Many victims have not yet discovered that they have the disease, Harris said.
"People who have it can think that everybody sees the way they do," she said. "They'll have gun barrel-type eyesight, like looking through two straws. The earliest symptom is difficulty seeing at night. Then comes a reduction in side vision."
Ironically, most people with retinitis pigmentosa can "read the eye charts perfectly," Harris said. Thus, some victims in the early stages of the disease do not know to take precautions to protect their eyes from such things as dangerously bright light.
For most of her adult life, Harris' eyesight was sufficient for her to see an area of about five degrees in front of her. Normal peripheral vision covers a 180-degree span.
Over the last few years, her field of vision has shrunk to two degrees.
Last year, she went totally blind in her left eye. "It just got whiter and whiter," she said.
Harris acknowledged that the probable loss of her right eye's limited sight is "absolutely terrifying" to her. The fear has led her to anxiously look for additional volunteers to help run her small organization.
To compensate for her failing sight, Harris uses a desk-top closed-circuit television camera system to enlarge writing so she can read correspondence that comes into RP International's Ventura Boulevard headquarters.
As the unpaid president, Harris answers most letters herself. She also maps out the group's annual television informational and fund-raising telethon and lines up celebrities to help draw attention to the need for retinitis pigmentosa research.
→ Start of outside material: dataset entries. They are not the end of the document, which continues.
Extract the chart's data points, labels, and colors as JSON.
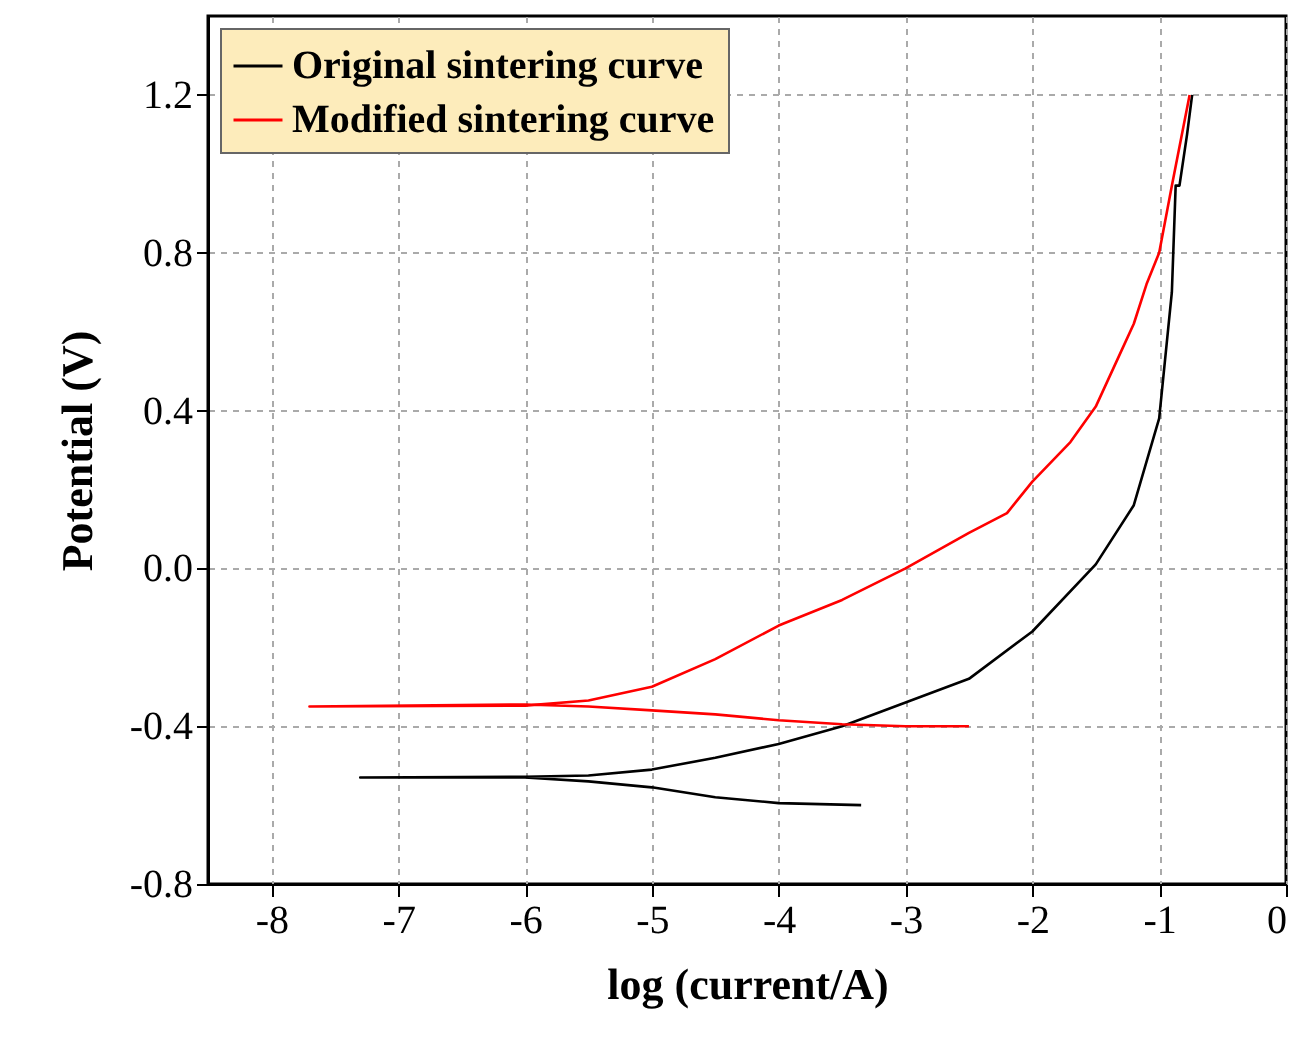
{
  "chart_data": {
    "type": "line",
    "xlabel": "log (current/A)",
    "ylabel": "Potential (V)",
    "xlim": [
      -8.5,
      0
    ],
    "xticks": [
      -8,
      -7,
      -6,
      -5,
      -4,
      -3,
      -2,
      -1,
      0
    ],
    "ylim": [
      -0.8,
      1.4
    ],
    "yticks": [
      -0.8,
      -0.4,
      {
        "value": 0,
        "label": "0.0"
      },
      0.4,
      0.8,
      1.2
    ],
    "grid": true,
    "legend": "top left",
    "line_style": "solid",
    "marker": "none",
    "series": [
      {
        "name": "Original sintering curve",
        "color": "#000000",
        "x": [
          -3.35,
          -4,
          -4.5,
          -5,
          -5.5,
          -6,
          -7.3,
          -6,
          -5.5,
          -5,
          -4.5,
          -4,
          -3.5,
          -3,
          -2.5,
          -2,
          -1.5,
          -1.2,
          -1,
          -0.9,
          -0.87,
          -0.84,
          -0.78,
          -0.74
        ],
        "values": [
          -0.6,
          -0.595,
          -0.58,
          -0.555,
          -0.54,
          -0.53,
          -0.53,
          -0.528,
          -0.525,
          -0.51,
          -0.48,
          -0.445,
          -0.4,
          -0.34,
          -0.28,
          -0.16,
          0.01,
          0.16,
          0.38,
          0.7,
          0.97,
          0.97,
          1.1,
          1.2
        ]
      },
      {
        "name": "Modified sintering curve",
        "color": "#ff0000",
        "x": [
          -2.5,
          -3,
          -3.5,
          -4,
          -4.5,
          -5,
          -5.5,
          -6,
          -7.7,
          -6,
          -5.5,
          -5,
          -4.5,
          -4,
          -3.5,
          -3,
          -2.5,
          -2.2,
          -2,
          -1.7,
          -1.5,
          -1.3,
          -1.2,
          -1.1,
          -1,
          -0.9,
          -0.76
        ],
        "values": [
          -0.4,
          -0.4,
          -0.395,
          -0.385,
          -0.37,
          -0.36,
          -0.35,
          -0.345,
          -0.35,
          -0.348,
          -0.335,
          -0.3,
          -0.23,
          -0.145,
          -0.08,
          0.0,
          0.09,
          0.14,
          0.22,
          0.32,
          0.41,
          0.55,
          0.62,
          0.72,
          0.8,
          0.97,
          1.2
        ]
      }
    ]
  }
}
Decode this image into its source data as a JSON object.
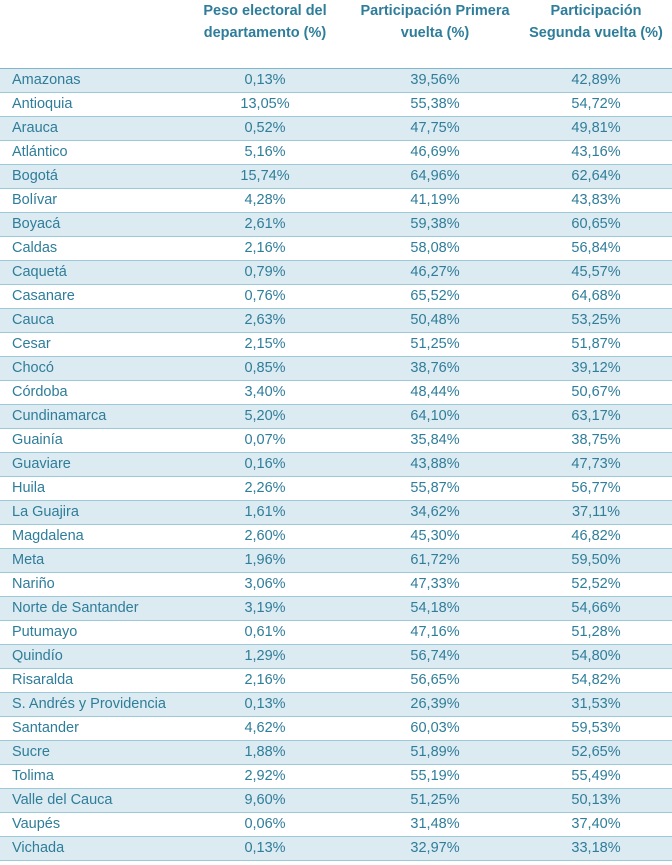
{
  "headers": [
    "",
    "Peso electoral del departamento (%)",
    "Participación Primera vuelta (%)",
    "Participación Segunda vuelta (%)"
  ],
  "rows": [
    [
      "Amazonas",
      "0,13%",
      "39,56%",
      "42,89%"
    ],
    [
      "Antioquia",
      "13,05%",
      "55,38%",
      "54,72%"
    ],
    [
      "Arauca",
      "0,52%",
      "47,75%",
      "49,81%"
    ],
    [
      "Atlántico",
      "5,16%",
      "46,69%",
      "43,16%"
    ],
    [
      "Bogotá",
      "15,74%",
      "64,96%",
      "62,64%"
    ],
    [
      "Bolívar",
      "4,28%",
      "41,19%",
      "43,83%"
    ],
    [
      "Boyacá",
      "2,61%",
      "59,38%",
      "60,65%"
    ],
    [
      "Caldas",
      "2,16%",
      "58,08%",
      "56,84%"
    ],
    [
      "Caquetá",
      "0,79%",
      "46,27%",
      "45,57%"
    ],
    [
      "Casanare",
      "0,76%",
      "65,52%",
      "64,68%"
    ],
    [
      "Cauca",
      "2,63%",
      "50,48%",
      "53,25%"
    ],
    [
      "Cesar",
      "2,15%",
      "51,25%",
      "51,87%"
    ],
    [
      "Chocó",
      "0,85%",
      "38,76%",
      "39,12%"
    ],
    [
      "Córdoba",
      "3,40%",
      "48,44%",
      "50,67%"
    ],
    [
      "Cundinamarca",
      "5,20%",
      "64,10%",
      "63,17%"
    ],
    [
      "Guainía",
      "0,07%",
      "35,84%",
      "38,75%"
    ],
    [
      "Guaviare",
      "0,16%",
      "43,88%",
      "47,73%"
    ],
    [
      "Huila",
      "2,26%",
      "55,87%",
      "56,77%"
    ],
    [
      "La Guajira",
      "1,61%",
      "34,62%",
      "37,11%"
    ],
    [
      "Magdalena",
      "2,60%",
      "45,30%",
      "46,82%"
    ],
    [
      "Meta",
      "1,96%",
      "61,72%",
      "59,50%"
    ],
    [
      "Nariño",
      "3,06%",
      "47,33%",
      "52,52%"
    ],
    [
      "Norte de Santander",
      "3,19%",
      "54,18%",
      "54,66%"
    ],
    [
      "Putumayo",
      "0,61%",
      "47,16%",
      "51,28%"
    ],
    [
      "Quindío",
      "1,29%",
      "56,74%",
      "54,80%"
    ],
    [
      "Risaralda",
      "2,16%",
      "56,65%",
      "54,82%"
    ],
    [
      "S. Andrés y Providencia",
      "0,13%",
      "26,39%",
      "31,53%"
    ],
    [
      "Santander",
      "4,62%",
      "60,03%",
      "59,53%"
    ],
    [
      "Sucre",
      "1,88%",
      "51,89%",
      "52,65%"
    ],
    [
      "Tolima",
      "2,92%",
      "55,19%",
      "55,49%"
    ],
    [
      "Valle del Cauca",
      "9,60%",
      "51,25%",
      "50,13%"
    ],
    [
      "Vaupés",
      "0,06%",
      "31,48%",
      "37,40%"
    ],
    [
      "Vichada",
      "0,13%",
      "32,97%",
      "33,18%"
    ]
  ]
}
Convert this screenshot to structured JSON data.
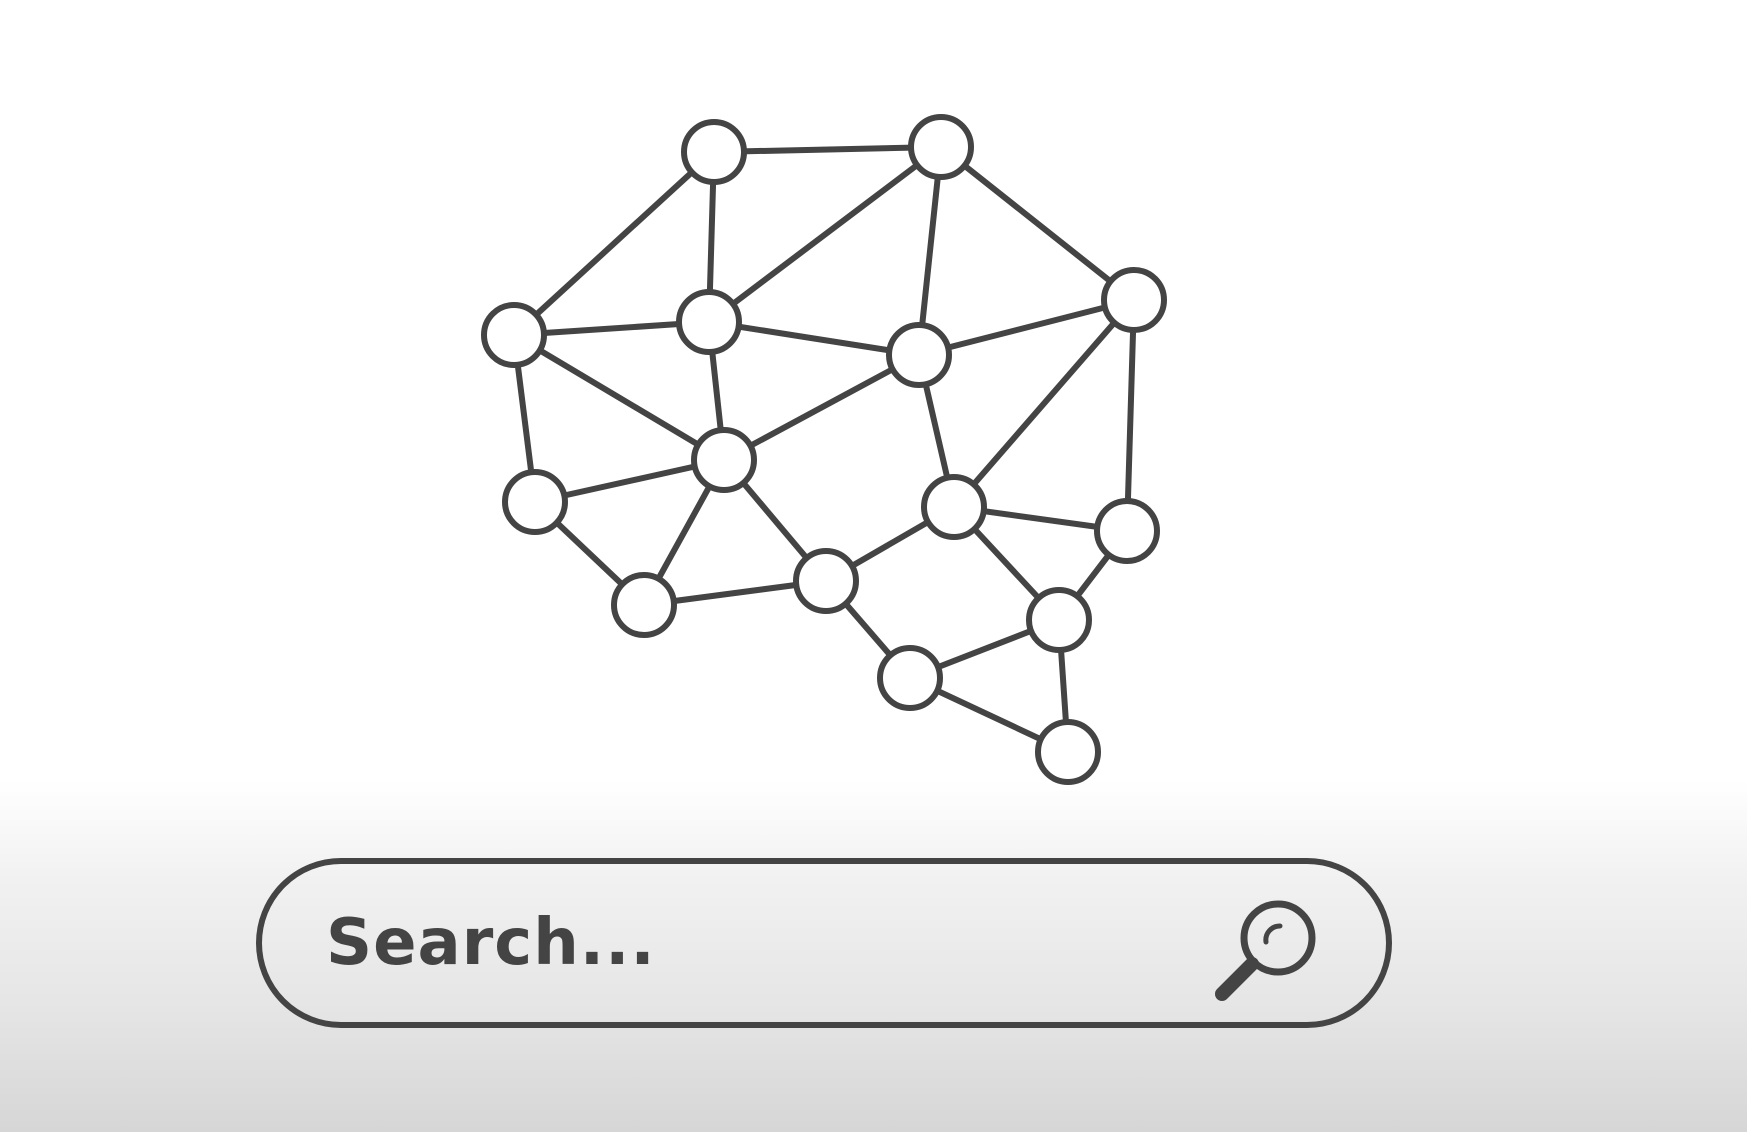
{
  "search": {
    "placeholder": "Search..."
  },
  "icons": {
    "network": "brain-network-icon",
    "search": "search-icon"
  },
  "colors": {
    "stroke": "#444444",
    "background": "#ffffff"
  }
}
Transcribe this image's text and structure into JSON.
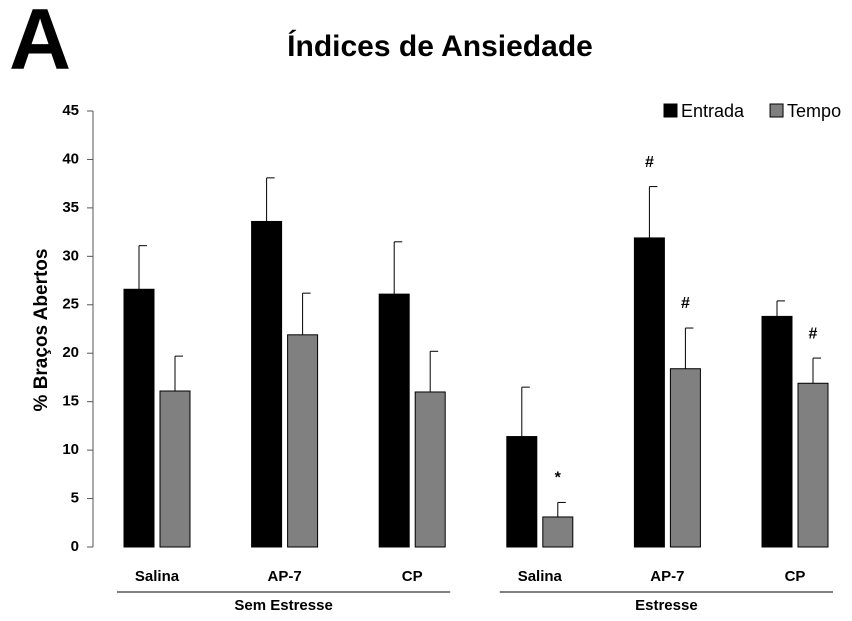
{
  "chart_data": {
    "type": "bar",
    "panel_label": "A",
    "title": "Índices de Ansiedade",
    "y_label": "% Braços Abertos",
    "groups": [
      {
        "name": "Sem Estresse",
        "categories": [
          "Salina",
          "AP-7",
          "CP"
        ]
      },
      {
        "name": "Estresse",
        "categories": [
          "Salina",
          "AP-7",
          "CP"
        ]
      }
    ],
    "series": [
      {
        "name": "Entrada",
        "color": "#000000",
        "values": [
          26.6,
          33.6,
          26.1,
          11.4,
          31.9,
          23.8
        ],
        "errors": [
          4.5,
          4.5,
          5.4,
          5.1,
          5.3,
          1.6
        ],
        "annotations": [
          null,
          null,
          null,
          null,
          "#",
          null
        ]
      },
      {
        "name": "Tempo",
        "color": "#808080",
        "values": [
          16.1,
          21.9,
          16.0,
          3.1,
          18.4,
          16.9
        ],
        "errors": [
          3.6,
          4.3,
          4.2,
          1.5,
          4.2,
          2.6
        ],
        "annotations": [
          null,
          null,
          null,
          "*",
          "#",
          "#"
        ]
      }
    ],
    "ylim": [
      0,
      45
    ],
    "yticks": [
      0,
      5,
      10,
      15,
      20,
      25,
      30,
      35,
      40,
      45
    ],
    "legend": "top-right"
  }
}
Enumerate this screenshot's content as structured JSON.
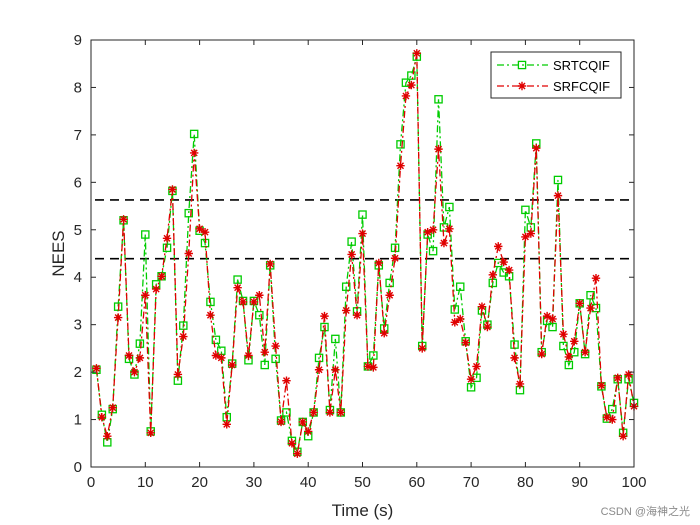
{
  "chart_data": {
    "type": "line",
    "title": "",
    "xlabel": "Time (s)",
    "ylabel": "NEES",
    "xlim": [
      0,
      100
    ],
    "ylim": [
      0,
      9
    ],
    "xticks": [
      0,
      10,
      20,
      30,
      40,
      50,
      60,
      70,
      80,
      90,
      100
    ],
    "yticks": [
      0,
      1,
      2,
      3,
      4,
      5,
      6,
      7,
      8,
      9
    ],
    "grid": false,
    "legend_position": "top-right",
    "thresholds": [
      {
        "name": "upper-bound",
        "value": 5.63,
        "style": "dashed",
        "color": "#000000"
      },
      {
        "name": "lower-bound",
        "value": 4.39,
        "style": "dashed",
        "color": "#000000"
      }
    ],
    "x": [
      1,
      2,
      3,
      4,
      5,
      6,
      7,
      8,
      9,
      10,
      11,
      12,
      13,
      14,
      15,
      16,
      17,
      18,
      19,
      20,
      21,
      22,
      23,
      24,
      25,
      26,
      27,
      28,
      29,
      30,
      31,
      32,
      33,
      34,
      35,
      36,
      37,
      38,
      39,
      40,
      41,
      42,
      43,
      44,
      45,
      46,
      47,
      48,
      49,
      50,
      51,
      52,
      53,
      54,
      55,
      56,
      57,
      58,
      59,
      60,
      61,
      62,
      63,
      64,
      65,
      66,
      67,
      68,
      69,
      70,
      71,
      72,
      73,
      74,
      75,
      76,
      77,
      78,
      79,
      80,
      81,
      82,
      83,
      84,
      85,
      86,
      87,
      88,
      89,
      90,
      91,
      92,
      93,
      94,
      95,
      96,
      97,
      98,
      99,
      100
    ],
    "series": [
      {
        "name": "SRTCQIF",
        "color": "#00cc00",
        "line_style": "dash-dot",
        "marker": "square",
        "values": [
          2.05,
          1.1,
          0.52,
          1.22,
          3.38,
          5.2,
          2.28,
          1.95,
          2.6,
          4.9,
          0.75,
          3.85,
          4.02,
          4.62,
          5.82,
          1.82,
          2.98,
          5.35,
          7.02,
          4.98,
          4.72,
          3.48,
          2.68,
          2.45,
          1.05,
          2.18,
          3.95,
          3.5,
          2.25,
          3.5,
          3.2,
          2.15,
          4.25,
          2.28,
          0.98,
          1.15,
          0.55,
          0.32,
          0.95,
          0.65,
          1.15,
          2.3,
          2.95,
          1.2,
          2.7,
          1.15,
          3.8,
          4.75,
          3.28,
          5.32,
          2.12,
          2.35,
          4.25,
          2.92,
          3.88,
          4.62,
          6.8,
          8.1,
          8.25,
          8.65,
          2.55,
          4.9,
          4.55,
          7.75,
          5.05,
          5.48,
          3.32,
          3.8,
          2.65,
          1.68,
          1.88,
          3.3,
          3.0,
          3.88,
          4.3,
          4.1,
          4.02,
          2.58,
          1.62,
          5.42,
          5.05,
          6.82,
          2.42,
          3.08,
          2.95,
          6.05,
          2.55,
          2.15,
          2.42,
          3.45,
          2.38,
          3.62,
          3.35,
          1.7,
          1.02,
          1.22,
          1.85,
          0.72,
          1.85,
          1.35
        ]
      },
      {
        "name": "SRFCQIF",
        "color": "#e00000",
        "line_style": "dash-dot",
        "marker": "asterisk",
        "values": [
          2.08,
          1.05,
          0.65,
          1.25,
          3.15,
          5.22,
          2.35,
          2.0,
          2.3,
          3.62,
          0.72,
          3.75,
          4.02,
          4.82,
          5.85,
          1.95,
          2.75,
          4.5,
          6.62,
          5.02,
          4.95,
          3.2,
          2.35,
          2.3,
          0.9,
          2.15,
          3.78,
          3.48,
          2.35,
          3.48,
          3.62,
          2.42,
          4.28,
          2.55,
          0.95,
          1.82,
          0.5,
          0.28,
          0.95,
          0.75,
          1.15,
          2.05,
          3.18,
          1.15,
          2.05,
          1.15,
          3.3,
          4.48,
          3.2,
          4.92,
          2.12,
          2.1,
          4.3,
          2.82,
          3.62,
          4.4,
          6.35,
          7.82,
          8.05,
          8.72,
          2.5,
          4.95,
          5.0,
          6.7,
          4.72,
          5.02,
          3.05,
          3.12,
          2.62,
          1.85,
          2.12,
          3.38,
          2.95,
          4.05,
          4.65,
          4.32,
          4.15,
          2.3,
          1.75,
          4.85,
          4.92,
          6.72,
          2.38,
          3.18,
          3.12,
          5.72,
          2.8,
          2.32,
          2.65,
          3.45,
          2.42,
          3.35,
          3.98,
          1.72,
          1.05,
          1.0,
          1.88,
          0.65,
          1.95,
          1.28
        ]
      }
    ]
  },
  "watermark": "CSDN @海神之光"
}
Last year, Bob Hope hosted the telethon, which was seen over 25 television stations in the United States. It raised $287,000, and volunteers staffing phones answered hundreds of inquiries from people wondering whether they might have the disease and, if so, what they could do about it.
That is a far cry from Harris' first effort at explaining the disease and the problems facing those who have it.
"I made up some little mimeographed brochures and took them to a Woodland Hills Chamber of Commerce meeting in 1974 and gave a little talk," she said. "But after the meeting, I looked on the tables. I saw all of the little brochures that had been left behind. They had drink glass circles on them.
"I thought, 'Three hundred people here, and not one of them cared.' "
A Chamber of Commerce official took pity on Harris and invited her to another meeting. On her return visit, the manager of a Woodland Hills department store struck up a conversation with her. He agreed to stage an art auction and fashion show for her fledgling retinitis pigmentosa group.